Vodafone has terminated agreements with 12 franchisees who remained active within its retail network while simultaneously pursuing a £120 million legal case against the telecoms giant.
The High Court claim, initiated in December, involves 62 franchisees accusing Vodafone of unjust enrichment by significantly reducing commissions paid to independent operators of its high street outlets.
The plaintiffs allege that these abrupt changes inflicted severe financial harm, with some claiming debts exceeding £100,000 and others reporting serious emotional distress.
Despite joining the lawsuit, a dozen franchisees continued operating under Vodafone’s brand until their recent removal from the franchise programme. Vodafone, which values the claim at £85.5 million, maintains that the case is a complex commercial disagreement and firmly denies the allegations.
A spokesperson for the company stated, “We are focused on building a robust and successful franchise network. Therefore, it is essential we support franchise partners who are aligned with our shared goals. After careful consideration, we regretfully determined it is no longer sustainable to maintain relationships with partners actively involved in a campaign against our business.”

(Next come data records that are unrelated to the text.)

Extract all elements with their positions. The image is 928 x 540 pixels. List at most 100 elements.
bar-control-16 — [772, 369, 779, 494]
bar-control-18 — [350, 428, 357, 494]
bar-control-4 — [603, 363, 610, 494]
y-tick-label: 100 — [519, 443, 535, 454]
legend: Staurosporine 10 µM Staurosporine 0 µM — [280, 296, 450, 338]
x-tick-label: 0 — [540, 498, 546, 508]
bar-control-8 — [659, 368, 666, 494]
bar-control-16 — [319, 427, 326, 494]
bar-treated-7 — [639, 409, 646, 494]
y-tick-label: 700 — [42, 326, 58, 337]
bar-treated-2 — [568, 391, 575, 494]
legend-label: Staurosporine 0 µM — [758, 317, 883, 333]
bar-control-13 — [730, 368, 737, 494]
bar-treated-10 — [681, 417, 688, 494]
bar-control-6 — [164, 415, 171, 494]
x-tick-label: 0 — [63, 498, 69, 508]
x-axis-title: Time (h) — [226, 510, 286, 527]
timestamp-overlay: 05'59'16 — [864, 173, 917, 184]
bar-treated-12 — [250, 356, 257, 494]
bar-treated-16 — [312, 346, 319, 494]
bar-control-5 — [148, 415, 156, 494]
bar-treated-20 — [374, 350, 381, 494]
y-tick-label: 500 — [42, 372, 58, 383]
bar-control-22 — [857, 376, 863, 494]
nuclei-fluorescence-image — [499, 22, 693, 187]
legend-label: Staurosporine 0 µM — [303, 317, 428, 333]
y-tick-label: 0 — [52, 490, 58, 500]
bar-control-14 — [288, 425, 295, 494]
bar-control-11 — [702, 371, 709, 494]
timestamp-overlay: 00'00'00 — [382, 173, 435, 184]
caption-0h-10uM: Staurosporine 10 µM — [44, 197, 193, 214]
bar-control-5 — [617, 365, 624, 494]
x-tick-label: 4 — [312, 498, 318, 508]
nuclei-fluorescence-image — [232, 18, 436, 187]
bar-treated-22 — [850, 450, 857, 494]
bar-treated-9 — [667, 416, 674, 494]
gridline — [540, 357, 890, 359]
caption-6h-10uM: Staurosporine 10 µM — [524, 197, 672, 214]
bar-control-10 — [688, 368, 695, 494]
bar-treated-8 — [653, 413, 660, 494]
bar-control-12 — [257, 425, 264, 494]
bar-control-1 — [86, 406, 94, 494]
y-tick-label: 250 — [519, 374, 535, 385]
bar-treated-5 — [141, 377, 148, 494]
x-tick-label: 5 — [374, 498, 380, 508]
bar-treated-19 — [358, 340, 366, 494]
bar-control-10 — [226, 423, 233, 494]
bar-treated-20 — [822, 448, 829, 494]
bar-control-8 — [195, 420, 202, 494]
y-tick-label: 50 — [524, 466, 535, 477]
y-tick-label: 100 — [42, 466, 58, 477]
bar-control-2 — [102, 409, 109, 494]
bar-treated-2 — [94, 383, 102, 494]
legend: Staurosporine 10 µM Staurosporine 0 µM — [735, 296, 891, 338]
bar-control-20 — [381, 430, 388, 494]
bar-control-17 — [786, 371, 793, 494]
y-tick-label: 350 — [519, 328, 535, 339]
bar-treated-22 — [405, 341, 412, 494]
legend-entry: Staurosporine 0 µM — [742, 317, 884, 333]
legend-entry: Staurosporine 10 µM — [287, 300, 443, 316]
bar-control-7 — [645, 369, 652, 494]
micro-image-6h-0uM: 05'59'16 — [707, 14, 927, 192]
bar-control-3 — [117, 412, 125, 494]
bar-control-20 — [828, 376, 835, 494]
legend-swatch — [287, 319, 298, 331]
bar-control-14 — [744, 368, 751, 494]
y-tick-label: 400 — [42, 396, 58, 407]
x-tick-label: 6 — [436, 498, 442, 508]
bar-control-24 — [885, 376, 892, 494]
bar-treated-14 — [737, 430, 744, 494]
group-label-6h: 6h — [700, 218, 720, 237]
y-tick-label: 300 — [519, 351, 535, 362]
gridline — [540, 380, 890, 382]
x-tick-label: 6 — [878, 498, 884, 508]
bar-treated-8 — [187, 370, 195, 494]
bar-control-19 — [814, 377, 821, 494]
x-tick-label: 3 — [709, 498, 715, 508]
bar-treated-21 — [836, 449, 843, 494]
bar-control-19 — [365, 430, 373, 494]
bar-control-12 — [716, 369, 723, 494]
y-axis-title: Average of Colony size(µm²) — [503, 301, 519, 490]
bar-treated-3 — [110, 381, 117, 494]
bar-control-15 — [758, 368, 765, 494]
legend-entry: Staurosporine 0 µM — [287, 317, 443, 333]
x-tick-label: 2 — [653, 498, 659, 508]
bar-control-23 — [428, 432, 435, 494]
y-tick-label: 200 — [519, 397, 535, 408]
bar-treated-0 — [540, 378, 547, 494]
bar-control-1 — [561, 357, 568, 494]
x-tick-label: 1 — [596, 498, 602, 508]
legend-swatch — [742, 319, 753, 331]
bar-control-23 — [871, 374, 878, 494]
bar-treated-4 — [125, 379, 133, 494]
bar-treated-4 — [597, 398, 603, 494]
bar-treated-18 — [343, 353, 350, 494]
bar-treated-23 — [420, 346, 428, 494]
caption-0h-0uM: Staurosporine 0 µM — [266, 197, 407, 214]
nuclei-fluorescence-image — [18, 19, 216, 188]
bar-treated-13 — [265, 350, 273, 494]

Franchise arrangements allow businesses to trade under an established brand in exchange for fees and compliance with operational standards. Vodafone franchisees traditionally earned commission based on handset sales and airtime revenue generated in-store.
Court documents accuse Vodafone of acting in bad faith by unilaterally cutting commission rates, imposing heavy penalties for minor administrative errors, and urging franchisees to rely on loans and government support to remain solvent.
Vodafone has acknowledged past issues but rejected claims of misconduct. The company said it had conducted several internal reviews, resulting in changes to the franchise model. It confirmed that approximately £5 million had been reimbursed to franchisees through the reversal of fines and clawbacks.
The telecoms group also stated that while some interactions between the company and its franchisees fell below expected standards, no evidence of wrongdoing was uncovered.
It has since been revealed that whistleblowers alerted Vodafone executives as early as two years before the legal action, warning that many franchisees faced imminent financial collapse.
Settlement discussions recently concluded without resolution, suggesting the case may now proceed to trial.
This legal battle unfolds as Vodafone finalises its £16.5 billion merger with rival Three UK, creating Britain’s largest mobile operator with over 27 million subscribers. The newly formed VodafoneThree joint venture announced plans to shutter select outlets across the UK where Vodafone and Three stores overlap.
Chief Executive Margherita Della Valle previously commented that the dispute remains between Vodafone UK and a segment of its franchisees. Although initial mediation proved unsuccessful, she reiterated the company’s willingness to continue discussions in pursuit of a resolution.